Antibody against apolipoprotein-A1, Metabolic-Associated Fatty Liver Disease and cardiovascular risk: a translational study

Abstract

Abstract Background and aims Metabolic-Associated Fatty Liver Disease (MAFLD) represents a common cause of liver disease leading to increased cardiovascular disease (CVD) morbidity and mortality. Autoantibodies against apolipoprotein A-1 (AAA-1) are a possible novel CVD risk factor promoting inflammation and disrupting intracellular lipid homeostasis, two prominent pathogenic features of MAFLD. We aimed to evaluate the possible role of AAA-1 in MAFLD and their association with CVD risk. Methods HepaRG cells and liver sections from ApoE-/- mice exposed to AAA-1 were used for lipid quantification and conditional protein expression.

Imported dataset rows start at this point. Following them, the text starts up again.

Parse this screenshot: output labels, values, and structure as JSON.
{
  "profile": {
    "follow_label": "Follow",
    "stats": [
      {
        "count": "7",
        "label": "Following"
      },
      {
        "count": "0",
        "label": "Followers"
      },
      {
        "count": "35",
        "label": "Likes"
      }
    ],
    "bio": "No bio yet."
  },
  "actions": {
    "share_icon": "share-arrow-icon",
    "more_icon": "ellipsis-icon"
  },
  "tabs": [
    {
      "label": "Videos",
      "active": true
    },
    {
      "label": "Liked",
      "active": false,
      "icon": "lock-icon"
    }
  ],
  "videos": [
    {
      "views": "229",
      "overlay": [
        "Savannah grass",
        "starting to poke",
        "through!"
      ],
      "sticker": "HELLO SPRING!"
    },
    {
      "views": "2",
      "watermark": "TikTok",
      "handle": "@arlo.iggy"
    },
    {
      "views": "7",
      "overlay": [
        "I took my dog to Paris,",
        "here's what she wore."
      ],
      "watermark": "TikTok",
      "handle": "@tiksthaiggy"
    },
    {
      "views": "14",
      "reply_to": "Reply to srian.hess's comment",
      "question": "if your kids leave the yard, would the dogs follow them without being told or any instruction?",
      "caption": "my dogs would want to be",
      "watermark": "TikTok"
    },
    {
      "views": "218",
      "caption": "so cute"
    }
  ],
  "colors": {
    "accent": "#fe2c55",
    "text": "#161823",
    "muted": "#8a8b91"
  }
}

Randomly selected sera from 312 subjects of a general population cohort were used to measure AAA-1. A Fatty Liver Index (FLI) ≥60 and a 10-year Framingham Risk Score (FRS) ≥20% were used as proxy of MAFLD and high CVD risk, respectively. Results In-vitro and mouse models showed tha-t AAA-1 interfered with triglyceride synthesis leading to steatosis. AAA-1 generated pro-inflammatory and pro-fibrotic responses. In the 112 participants with FLI≥60, AAA-1 were associated with higher FRS, alkaline phosphatase levels, lower HDL cholesterol and tended to display higher FLI values. Univariate linear and logistic regression analyses (LR) confirmed significant associations between AAA-1, FLI and FRS≥20%, while in adjusted LR, FLI was the sole independent predictor of FRS≥20% (OR:1.05,95%CI:1.01-1.09, P=0.003) and AAA-1 was not found to be an independent FLI predictor. Conclusion Despite inducing a MAFLD-compatible phenotype on in vitro and in mouse models and being associated with an increased CVD risk according to FRS, the present results suggest that the AAA-1 association with CVD risk in the general population is dependent on hepatic steatosis.